La politique culturelle à l’aune des droits culturels
Comment les droits culturels ont-ils renouvelé notre approche de la politique culturelle ? C’est autour de cette question que va se tenir, les 19 et 20 décembre, à l’auditorium du Louvre, un colloque organisé par le Comité d’histoire : « Du partage des chefs-d’œuvre à la garantie des droits culturels ». Maryvonne de Saint Pulgent, présidente du Comité d’histoire du ministère de la Culture, revient sur ses principaux enjeux.
Communiqué
Réinterpréter six décennies d’action du ministère de la Culture à travers un prisme inédit, celui des droits culturels : telle est l’ambition du colloque qui se tiendra les 19 et 20 décembre à l’auditorium du Louvre : « Du partage des chefs-d’œuvre à la garantie des droits culturels ». Organisées par le Comité d’histoire pour les 60 ans du ministère de la Culture, ces deux journées d’études réuniront, dans un esprit d’ouverture et de transversalité, des experts venus de tous horizons, dont Ariane Mnouchkine, metteur en scène, Pascal Ory, historien, Charles Berling, acteur, ou Catherine Tasca et Jacques Toubon, anciens ministres de la Culture. Maryvonne de Saint Pulgent, présidente du Comité d’histoire du ministère de la Culture, revient sur les enjeux du colloque.

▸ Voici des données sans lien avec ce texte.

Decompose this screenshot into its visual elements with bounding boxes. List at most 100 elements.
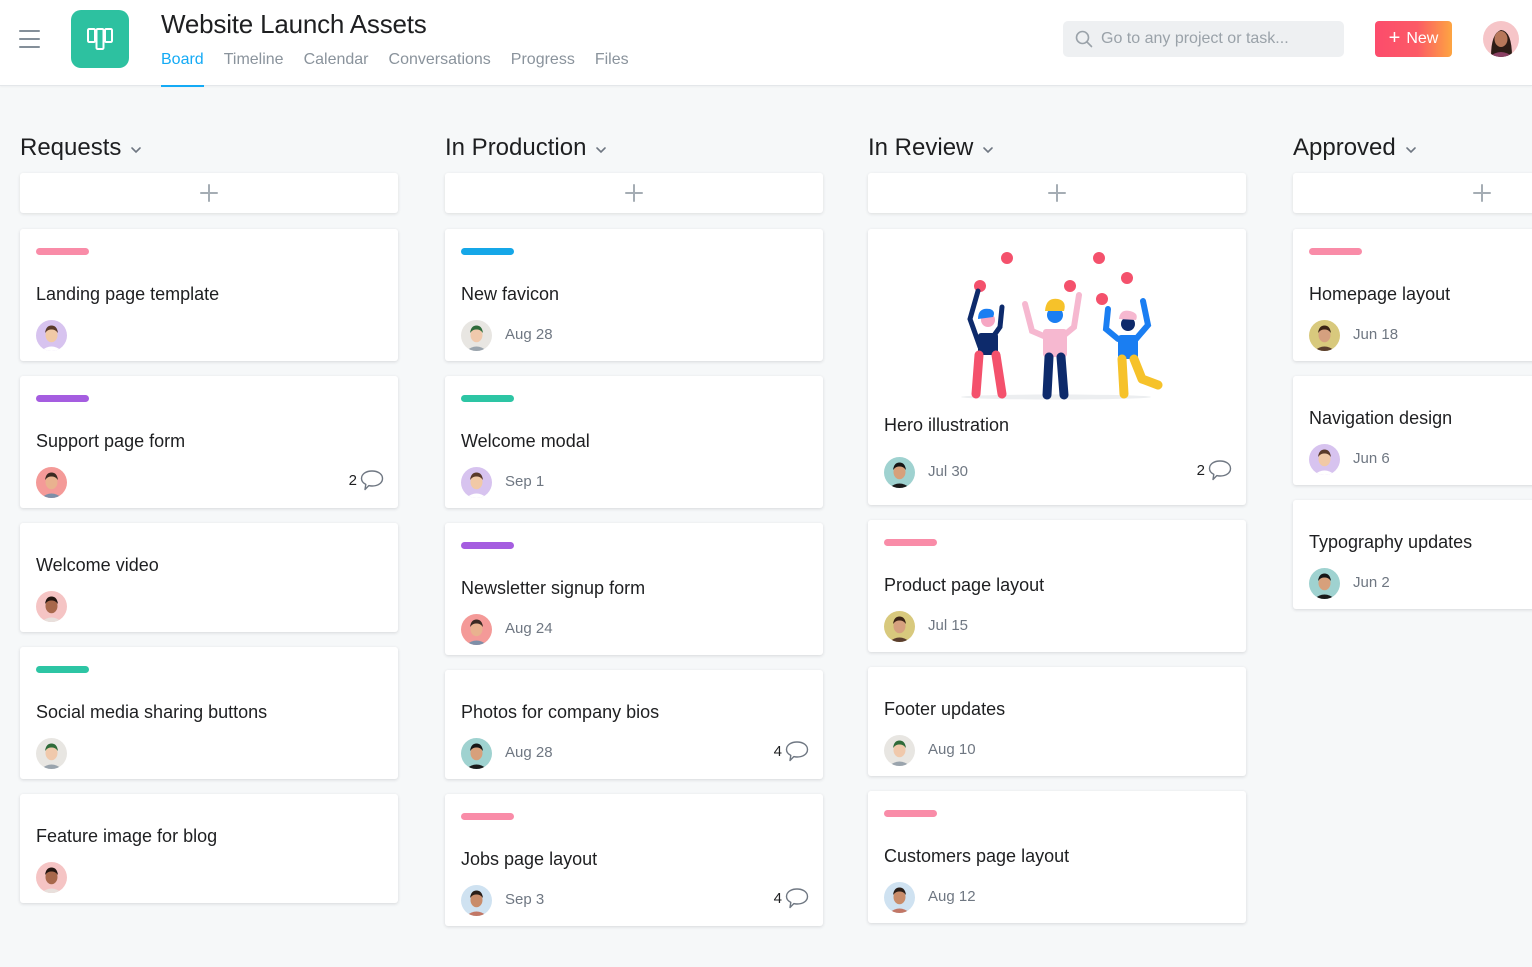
- column-title: Approved: [1293, 134, 1396, 161]
- tab-board[interactable]: Board: [161, 50, 204, 87]
- plus-icon: [200, 184, 218, 202]
- assignee-avatar[interactable]: [1309, 320, 1340, 351]
- search-input[interactable]: [1101, 30, 1331, 48]
- task-card[interactable]: Social media sharing buttons: [20, 647, 398, 779]
- assignee-avatar[interactable]: [36, 862, 67, 893]
- chevron-down-icon[interactable]: [130, 146, 142, 154]
- task-card[interactable]: Homepage layout Jun 18: [1293, 229, 1532, 361]
- assignee-avatar[interactable]: [461, 614, 492, 645]
- board-column: In Production New favicon Aug 28 Welcome mo…: [445, 120, 823, 926]
- board-column: Approved Homepage layout Jun 18 Navigation …: [1293, 120, 1532, 609]
- color-tag: [884, 539, 937, 546]
- due-date: Jul 30: [928, 463, 969, 480]
- assignee-avatar[interactable]: [461, 885, 492, 916]
- due-date: Aug 28: [505, 744, 553, 761]
- add-task-button[interactable]: [20, 173, 398, 213]
- tab-calendar[interactable]: Calendar: [304, 50, 369, 86]
- assignee-avatar[interactable]: [884, 882, 915, 913]
- plus-icon: [1048, 184, 1066, 202]
- assignee-avatar[interactable]: [884, 735, 915, 766]
- task-title: Navigation design: [1309, 408, 1453, 428]
- comment-icon: [785, 888, 809, 909]
- add-task-button[interactable]: [1293, 173, 1532, 213]
- hamburger-icon[interactable]: [19, 29, 41, 49]
- comment-count[interactable]: 2: [349, 469, 384, 491]
- task-card[interactable]: Footer updates Aug 10: [868, 667, 1246, 776]
- column-header[interactable]: In Review: [868, 124, 1246, 172]
- task-title: Newsletter signup form: [461, 578, 646, 598]
- comment-count-number: 4: [773, 889, 782, 907]
- task-card[interactable]: New favicon Aug 28: [445, 229, 823, 361]
- juggling-people-illustration: [961, 252, 1163, 400]
- assignee-avatar[interactable]: [36, 591, 67, 622]
- comment-count[interactable]: 4: [774, 740, 809, 762]
- color-tag: [461, 395, 514, 402]
- assignee-avatar[interactable]: [461, 467, 492, 498]
- tab-conversations[interactable]: Conversations: [389, 50, 491, 86]
- due-date: Jun 2: [1353, 574, 1390, 591]
- task-card[interactable]: Newsletter signup form Aug 24: [445, 523, 823, 655]
- comment-icon: [1208, 460, 1232, 481]
- tab-files[interactable]: Files: [595, 50, 629, 86]
- task-card[interactable]: Hero illustration Jul 30 2: [868, 229, 1246, 505]
- add-task-button[interactable]: [445, 173, 823, 213]
- task-card[interactable]: Product page layout Jul 15: [868, 520, 1246, 652]
- board-icon: [87, 28, 113, 50]
- board-column: In Review Hero illustration Jul 30 2 Produc…: [868, 120, 1246, 923]
- task-title: New favicon: [461, 284, 560, 304]
- chevron-down-icon[interactable]: [1405, 146, 1417, 154]
- column-header[interactable]: In Production: [445, 124, 823, 172]
- project-logo[interactable]: [71, 10, 129, 68]
- column-header[interactable]: Requests: [20, 124, 398, 172]
- task-card[interactable]: Support page form 2: [20, 376, 398, 508]
- due-date: Sep 3: [505, 891, 545, 908]
- task-title: Homepage layout: [1309, 284, 1451, 304]
- task-card[interactable]: Navigation design Jun 6: [1293, 376, 1532, 485]
- color-tag: [1309, 248, 1362, 255]
- column-header[interactable]: Approved: [1293, 124, 1532, 172]
- assignee-avatar[interactable]: [461, 320, 492, 351]
- due-date: Aug 10: [928, 741, 976, 758]
- assignee-avatar[interactable]: [884, 611, 915, 642]
- chevron-down-icon[interactable]: [595, 146, 607, 154]
- add-task-button[interactable]: [868, 173, 1246, 213]
- task-card[interactable]: Jobs page layout Sep 3 4: [445, 794, 823, 926]
- due-date: Jun 18: [1353, 326, 1399, 343]
- column-title: In Review: [868, 134, 974, 161]
- tab-timeline[interactable]: Timeline: [224, 50, 284, 86]
- tab-progress[interactable]: Progress: [511, 50, 575, 86]
- search-bar[interactable]: [1063, 21, 1344, 57]
- task-title: Footer updates: [884, 699, 1006, 719]
- comment-count-number: 2: [1196, 461, 1205, 479]
- comment-icon: [785, 741, 809, 762]
- project-tabs: Board Timeline Calendar Conversations Pr…: [161, 50, 649, 87]
- color-tag: [461, 542, 514, 549]
- color-tag: [461, 248, 514, 255]
- assignee-avatar[interactable]: [884, 457, 915, 488]
- task-card[interactable]: Feature image for blog: [20, 794, 398, 903]
- new-button[interactable]: + New: [1375, 21, 1452, 57]
- task-title: Landing page template: [36, 284, 220, 304]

Tout au long de cette année, le soixantième anniversaire du ministère de la Culture a permis de porter un regard à la fois rétrospectif et prospectif sur son action. En quoi le colloque du Louvre va-t-il prolonger – et, provisoirement, conclure – cette démarche ?
Par son intitulé même – « Du partage des chefs-d’œuvre à la garantie des droits culturels » –, ce colloque s’inscrit dans cette double démarche en invitant à réinterpréter six décennies d’action du ministère à travers la problématique des droits culturels. Les débats, qui devraient montrer que l’action publique a souvent anticipé la reconnaissance juridique de ces droits, doit aussi inciter à approfondir la notion et s’interroger sur ce qu’elle va changer dans les politiques publiques. C’est pour cette raison que nous avons jugé nécessaire d’associer à la réflexion l’ensemble des parties prenantes : élus, agents de l’État, fonctionnaires territoriaux… ; artistes, responsables d’équipements, professionnels de la culture, mais aussi d’autres secteurs – l’éducation, le social, le socio-éducatif… ; chercheurs et experts relevant de différentes sciences humaines – l’histoire, le droit, la philosophie, l’anthropologie, la sociologie etc. Ce croisement des points de vue peut se révéler très fécond pour penser une politique culturelle adaptée à notre temps.
Patrimoine, langue, création… la notion de « droits culturels » traverse l’ensemble du champ culturel. En quoi cette approche renouvelle-t-elle notre vision des politiques culturelles ?
Fondée sur les droits de l’Homme, la notion de droits culturels invite à considérer la culture dans son acception anthropologique – l’ensemble des productions ou institutions par lesquelles une personne ou un collectif témoigne de son appartenance à l’espèce humaine. De ce fait, elle encourage la protection et la promotion de la diversité culturelle, sans doute un des enjeux majeurs de notre siècle, comme l’a souligné l’Unesco lors de l’adoption en 2001 de sa déclaration universelle sur le sujet. Par ailleurs, cette même notion place « la personne au centre » de la politique culturelle, privilégiant de ce fait une approche plus transversale que sectorielle, qui stimule les coopérations entre les divers acteurs – culturels, éducatifs, sociaux etc. En 1972, Jacques Duhamel le disait déjà : « La culture n’est pas un secteur de l’action gouvernementale, elle en est une dimension », anticipant ainsi sur le « tout est culture » de Jack Lang.
La notion de « droits culturels » est inséparable de celle de « démocratie culturelle ». En quoi celle-ci est-elle au cœur des enjeux des politiques culturelles ?
Le siècle des Lumières affirme que l’art contribue à l’émancipation des citoyens. « C’est par la beauté que l’on s’achemine vers la liberté », écrit en 1795 Friedrich von Schiller. Malraux reprend ce thème en proclamant la culture comme le « plus puissant allié pour mener l’humanité à un rêve digne de l’homme ». Cette ambition fonde son projet de démocratisation culturelle (même si l’expression lui était inconnue) : « mettre le plus grand nombre d’œuvres capitales au service du plus grand nombre d’hommes ». La démocratie culturelle, nouvel horizon des politiques de la culture depuis Jacques Duhamel, consiste, sans renoncer à l’objectif de démocratisation, à donner une plus grande importance à l’éducation artistique et à la médiation. Elle permet aussi de prendre conscience que tout être humain, dans la singularité de sa présence au monde, peut être une ressource pour la collectivité.